Surviving and thriving. Black Americans are fighting for our birthrights as American citizens and for our lives. 401 years since the first Africans landed on the shores of Virginia. We are nineteen days short of 156 years since Juneteenth, when Texas, the last slave state freed its slaves on June 19, 1865, yet Black bodies still serve at the leisure of the Trump-supporting business owners and Governors who NEED them to go back to work, without adequate testing, healthcare or paid leave during a worldwide pandemic. 

Democracy is not a spectator sport. We are in the fourth quarter of the fight for freedom here. We have to vote in elections with the same zeal with which our grandparents get up for Sunday church services. 

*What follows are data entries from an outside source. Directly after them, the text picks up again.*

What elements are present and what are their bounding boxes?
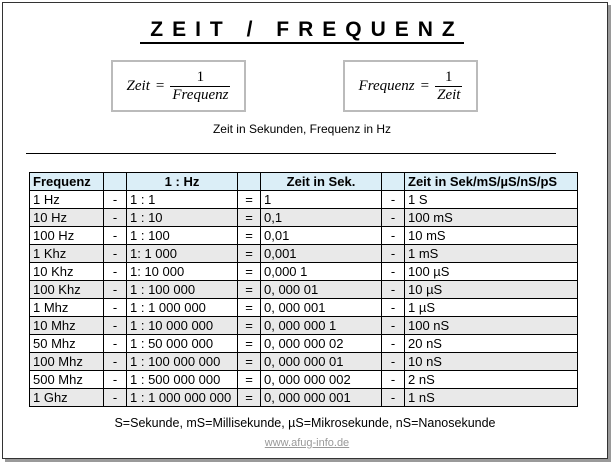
cell-sep-3: -	[382, 335, 405, 353]
cell-zeit-sek: 0,001	[261, 245, 382, 263]
cell-sep-3: -	[382, 227, 405, 245]
cell-frequenz: 50 Mhz	[30, 335, 104, 353]
conversion-table	[29, 172, 578, 407]
table-row	[30, 263, 578, 281]
cell-ratio: 1: 10 000	[127, 263, 238, 281]
cell-sep-3: -	[382, 299, 405, 317]
cell-sep-1: -	[104, 245, 127, 263]
cell-zeit-units: 1 mS	[405, 245, 578, 263]
cell-ratio: 1 : 1 000 000	[127, 299, 238, 317]
cell-sep-1: -	[104, 281, 127, 299]
cell-sep-2: =	[238, 281, 261, 299]
table-row	[30, 245, 578, 263]
cell-sep-1: -	[104, 263, 127, 281]
cell-zeit-units: 100 nS	[405, 317, 578, 335]
cell-sep-2: =	[238, 191, 261, 209]
cell-frequenz: 10 Hz	[30, 209, 104, 227]
cell-zeit-units: 20 nS	[405, 335, 578, 353]
cell-sep-2: =	[238, 389, 261, 407]
cell-frequenz: 10 Mhz	[30, 317, 104, 335]
cell-zeit-sek: 0, 000 000 001	[261, 389, 382, 407]
table-row	[30, 317, 578, 335]
formula-zeit-denominator: Frequenz	[172, 86, 229, 103]
cell-sep-3: -	[382, 245, 405, 263]
cell-sep-3: -	[382, 389, 405, 407]
cell-zeit-units: 100 mS	[405, 209, 578, 227]
cell-frequenz: 1 Mhz	[30, 299, 104, 317]
cell-zeit-units: 1 nS	[405, 389, 578, 407]
cell-ratio: 1 : 10 000 000	[127, 317, 238, 335]
formula-zeit-lhs: Zeit	[126, 77, 150, 94]
formula-frequenz-denominator: Zeit	[437, 86, 461, 103]
header-ratio: 1 : Hz	[127, 173, 238, 191]
cell-sep-1: -	[104, 335, 127, 353]
cell-ratio: 1 : 50 000 000	[127, 335, 238, 353]
header-sep-3	[382, 173, 405, 191]
cell-zeit-units: 2 nS	[405, 371, 578, 389]
cell-zeit-sek: 0,1	[261, 209, 382, 227]
cell-frequenz: 1 Hz	[30, 191, 104, 209]
cell-sep-3: -	[382, 263, 405, 281]
cell-ratio: 1 : 10	[127, 209, 238, 227]
cell-ratio: 1 : 1 000 000 000	[127, 389, 238, 407]
cell-sep-3: -	[382, 281, 405, 299]
formula-zeit-numerator: 1	[196, 68, 205, 85]
divider	[26, 153, 556, 154]
formula-frequenz-equals: =	[420, 77, 430, 94]
cell-sep-2: =	[238, 263, 261, 281]
formula-zeit-box	[111, 60, 246, 112]
table-row	[30, 389, 578, 407]
cell-sep-1: -	[104, 227, 127, 245]
formula-frequenz-numerator: 1	[445, 68, 453, 85]
page-title: ZEIT / FREQUENZ	[0, 18, 604, 42]
cell-sep-1: -	[104, 317, 127, 335]
table-row	[30, 191, 578, 209]
cell-sep-3: -	[382, 209, 405, 227]
table-row	[30, 371, 578, 389]
cell-ratio: 1: 1 000	[127, 245, 238, 263]
cell-sep-1: -	[104, 389, 127, 407]
cell-sep-2: =	[238, 371, 261, 389]
cell-sep-2: =	[238, 353, 261, 371]
formula-frequenz-lhs: Frequenz	[358, 77, 415, 94]
cell-zeit-units: 100 µS	[405, 263, 578, 281]
cell-sep-1: -	[104, 299, 127, 317]
cell-zeit-sek: 0, 000 001	[261, 299, 382, 317]
table-row	[30, 335, 578, 353]
cell-sep-2: =	[238, 299, 261, 317]
cell-sep-2: =	[238, 245, 261, 263]
cell-zeit-units: 10 mS	[405, 227, 578, 245]
cell-frequenz: 100 Hz	[30, 227, 104, 245]
cell-frequenz: 500 Mhz	[30, 371, 104, 389]
cell-sep-1: -	[104, 191, 127, 209]
cell-zeit-sek: 0,01	[261, 227, 382, 245]
units-note: Zeit in Sekunden, Frequenz in Hz	[212, 122, 392, 136]
table-row	[30, 353, 578, 371]
cell-sep-2: =	[238, 209, 261, 227]
table-header-row	[30, 173, 578, 191]
header-zeit-units: Zeit in Sek/mS/µS/nS/pS	[405, 173, 578, 191]
cell-zeit-units: 10 nS	[405, 353, 578, 371]
cell-ratio: 1 : 100 000	[127, 281, 238, 299]
cell-zeit-sek: 0, 000 01	[261, 281, 382, 299]
cell-zeit-units: 1 S	[405, 191, 578, 209]
cell-sep-3: -	[382, 371, 405, 389]
formula-zeit-fraction	[170, 69, 230, 104]
cell-zeit-sek: 1	[261, 191, 382, 209]
cell-ratio: 1 : 100	[127, 227, 238, 245]
formula-zeit-equals: =	[155, 77, 165, 94]
table-row	[30, 227, 578, 245]
cell-ratio: 1 : 1	[127, 191, 238, 209]
cell-zeit-sek: 0, 000 000 02	[261, 335, 382, 353]
cell-zeit-sek: 0,000 1	[261, 263, 382, 281]
cell-sep-1: -	[104, 371, 127, 389]
table-row	[30, 281, 578, 299]
cell-sep-1: -	[104, 209, 127, 227]
header-sep-1	[104, 173, 127, 191]
cell-zeit-sek: 0, 000 000 002	[261, 371, 382, 389]
cell-zeit-units: 1 µS	[405, 299, 578, 317]
table-row	[30, 209, 578, 227]
cell-sep-3: -	[382, 317, 405, 335]
cell-ratio: 1 : 100 000 000	[127, 353, 238, 371]
cell-sep-3: -	[382, 353, 405, 371]
cell-ratio: 1 : 500 000 000	[127, 371, 238, 389]
cell-frequenz: 100 Khz	[30, 281, 104, 299]
cell-zeit-sek: 0, 000 000 01	[261, 353, 382, 371]
cell-zeit-sek: 0, 000 000 1	[261, 317, 382, 335]
cell-sep-2: =	[238, 227, 261, 245]
cell-frequenz: 10 Khz	[30, 263, 104, 281]
header-frequenz: Frequenz	[30, 173, 104, 191]
cell-sep-2: =	[238, 317, 261, 335]
header-sep-2	[238, 173, 261, 191]
formula-frequenz-fraction	[435, 69, 462, 104]
formula-frequenz-box	[343, 60, 478, 112]
footer-link[interactable]: www.afug-info.de	[264, 437, 350, 449]
cell-frequenz: 1 Khz	[30, 245, 104, 263]
cell-frequenz: 100 Mhz	[30, 353, 104, 371]
cell-zeit-units: 10 µS	[405, 281, 578, 299]
cell-sep-1: -	[104, 353, 127, 371]
cell-sep-3: -	[382, 191, 405, 209]
cell-sep-2: =	[238, 335, 261, 353]
cell-frequenz: 1 Ghz	[30, 389, 104, 407]
abbreviation-legend: S=Sekunde, mS=Millisekunde, µS=Mikrosekunde, nS=Nanosekunde	[114, 416, 496, 430]
header-zeit-sek: Zeit in Sek.	[261, 173, 382, 191]
table-row	[30, 299, 578, 317]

There are 156 days until November 3, 2020, when Americans can raise our voices with our right to vote. From states Attorneys General to Congressmen, from the president to City Councilmen, Americans have 156 days to get their tool belt to be able to make the most informed and important decision of the year: to register to vote, to find and follow factual and trustworthy media, to learn about candidates running in local and national elections, and to decide leadership who is going to decide how we handle a litany of issues concerning our communities including, but not limited to; police violence and the second wave of COVID-19. Stay woke. Stay home. Slow the Spread. Save lives. VOTE. Godspeed.